Unos días atrás se había animado a una osadía inesperada: le pidió a Margot que la llevara con ella a alguno de esos encuentros. La esclava se negó primero, pero la insistencia de su adorada amita fue más fuerte que su voluntad y finalmente accedió. Iba a permitirle acompañarla esa misma noche. La imposibilidad de escapar a la tarde de costura con su madre no alteraría los planes de Annette. Margot le explicó que la mejor forma de presenciar el baile de cerca sin ser vista era esconderse con ropa oscura entre los arbustos junto a los médanos. Y como esa noche habría luna llena, le convendría tiznarse el rostro, cuello y brazos con un carbón quemado para evitar que su piel clara reflejara la luz. Esa tarea le llevaría un buen rato, pero ella confiaba en la habilidad de Margot para lograrlo. Su esclava era muy habilidosa en todo lo relativo a la belleza. Se ocupaba de peinar los rebeldes rulos de Annette hasta dejarlos bajo control, le preparaba mezclas cremosas para suavizarle la piel después de alguna de las cabalgatas prohibidas, con la esperanza de que madame Jeanne no descubriera las fechorías de su hija, y mezclaba pétalos perfumados en el agua de la tina para que su amita oliera como las flores.
Annette controló como pudo su ansiedad durante la cena familiar. Su edad le permitía compartir la mesa en el gran salón con sus padres y sus hermanos mayores. Los menores debían hacerlo en la cocina. En cuanto su padre se levantó, ella lo imitó y se alejó apurada con la excusa de un dolor de cabeza. Margot fue tras sus pasos. La esclava trabó la puerta con una silla, por si a madame Jeanne se le ocurría preguntar por la salud de su hija, pero eso no ocurrió. Durante la siguiente hora se ocupó de oscurecer la piel de Annette. Brazos, cuello y mejillas tomaron una coloración extraña, como sucia.
—No podrá engañar a nadie —sacudió la cabeza en negativa Margot.
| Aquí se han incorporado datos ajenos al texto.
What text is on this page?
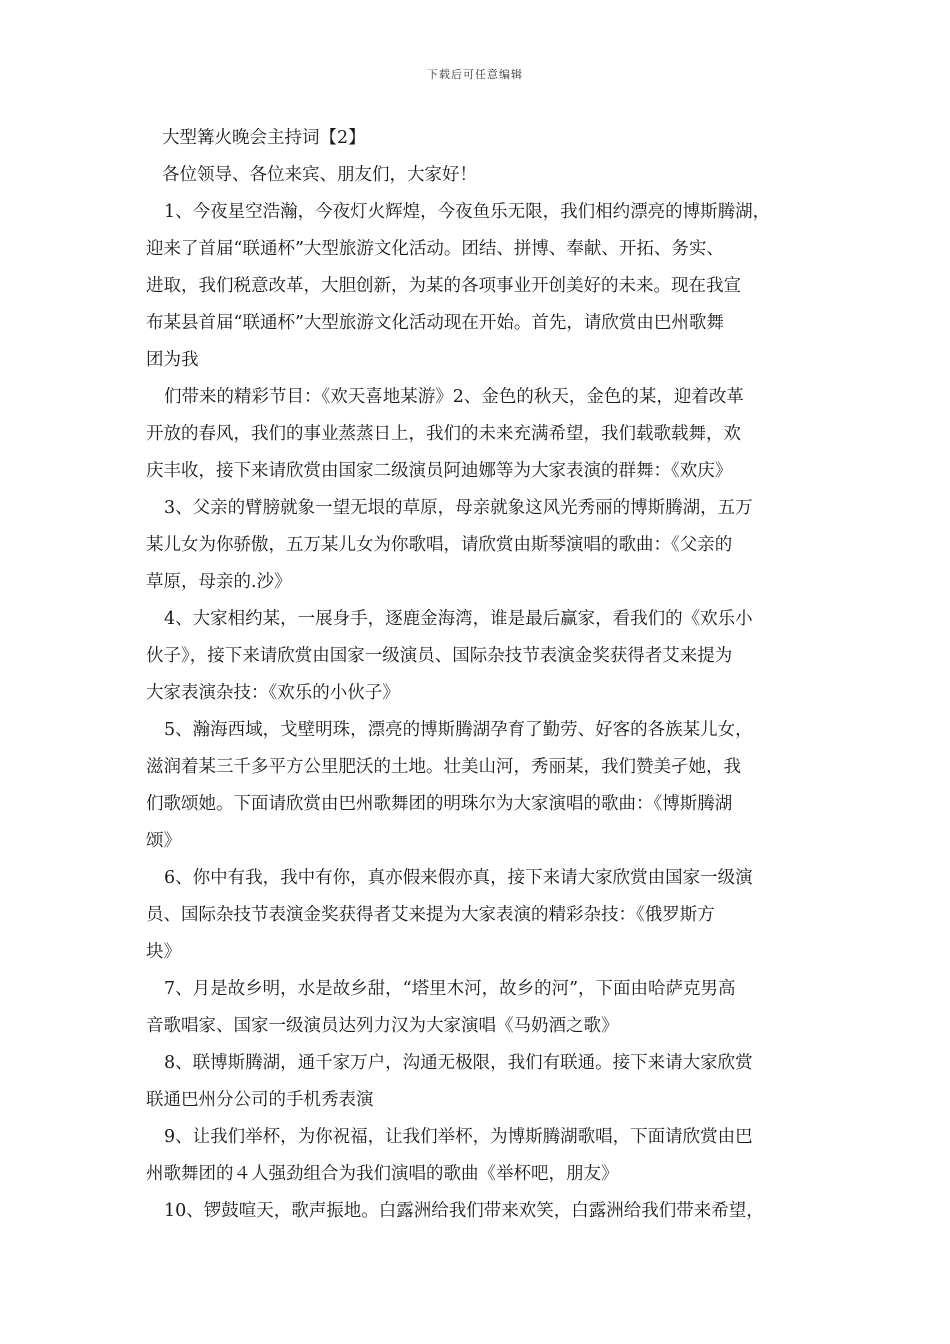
下载后可任意编辑
大型篝火晚会主持词【2】
各位领导、各位来宾、朋友们，大家好！
1、今夜星空浩瀚，今夜灯火辉煌，今夜鱼乐无限，我们相约漂亮的博斯腾湖，
迎来了首届“联通杯”大型旅游文化活动。团结、拼博、奉献、开拓、务实、
进取，我们税意改革，大胆创新，为某的各项事业开创美好的未来。现在我宣
布某县首届“联通杯”大型旅游文化活动现在开始。首先，请欣赏由巴州歌舞
团为我
们带来的精彩节目：《欢天喜地某游》2、金色的秋天，金色的某，迎着改革
开放的春风，我们的事业蒸蒸日上，我们的未来充满希望，我们载歌载舞，欢
庆丰收，接下来请欣赏由国家二级演员阿迪娜等为大家表演的群舞：《欢庆》
3、父亲的臂膀就象一望无垠的草原，母亲就象这风光秀丽的博斯腾湖，五万
某儿女为你骄傲，五万某儿女为你歌唱，请欣赏由斯琴演唱的歌曲：《父亲的
草原，母亲的.沙》
4、大家相约某，一展身手，逐鹿金海湾，谁是最后赢家，看我们的《欢乐小
伙子》，接下来请欣赏由国家一级演员、国际杂技节表演金奖获得者艾来提为
大家表演杂技：《欢乐的小伙子》
5、瀚海西域，戈壁明珠，漂亮的博斯腾湖孕育了勤劳、好客的各族某儿女，
滋润着某三千多平方公里肥沃的土地。壮美山河，秀丽某，我们赞美孑她，我
们歌颂她。下面请欣赏由巴州歌舞团的明珠尔为大家演唱的歌曲：《博斯腾湖
颂》
6、你中有我，我中有你，真亦假来假亦真，接下来请大家欣赏由国家一级演
员、国际杂技节表演金奖获得者艾来提为大家表演的精彩杂技：《俄罗斯方
块》
7、月是故乡明，水是故乡甜，“塔里木河，故乡的河”，下面由哈萨克男高
音歌唱家、国家一级演员达列力汉为大家演唱《马奶酒之歌》
8、联博斯腾湖，通千家万户，沟通无极限，我们有联通。接下来请大家欣赏
联通巴州分公司的手机秀表演
9、让我们举杯，为你祝福，让我们举杯，为博斯腾湖歌唱，下面请欣赏由巴
州歌舞团的４人强劲组合为我们演唱的歌曲《举杯吧，朋友》
10、锣鼓喧天，歌声振地。白露洲给我们带来欢笑，白露洲给我们带来希望，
—No pretendo pasar por negra, sino apenas perderme entre el follaje para poder acercarme al baile. Quiero verlo con mis propios ojos, ¡sentir la música en mi cuerpo! ¡Es lo que más ansío! No digas nada más y ayúdame con el vestido —ordenó extendiendo los brazos hacia arriba para que la vistiera.
Eligió un sencillo vestido azul marino, sin lazos brillantes ni apliques, en un intento por confundirse con la oscuridad de la noche. Margot obedeció mientras contenía el suspiro de desaprobación que brotaba de su interior. Minutos después la tela se fundía con la piel sin trazos de blancura.
—Creo que pasará desapercibida —aprobó la esclava tras terminar de retocar con tizne los brazos.
—¡Qué bueno! ¡Vámonos ya! —la apuró con ansias.
—Amita, debe prometerme que no saldrá de atrás de los arbustos, que apenas se asomará lo suficiente para ver.
—¡Por supuesto, boba! Pero no te preocupes, nadie me reconocerá —aseguró con suficiencia, con la certeza que regala la juventud de que se está haciendo lo correcto, cuando en realidad los propios deseos son la única vara con la que se mide el asunto.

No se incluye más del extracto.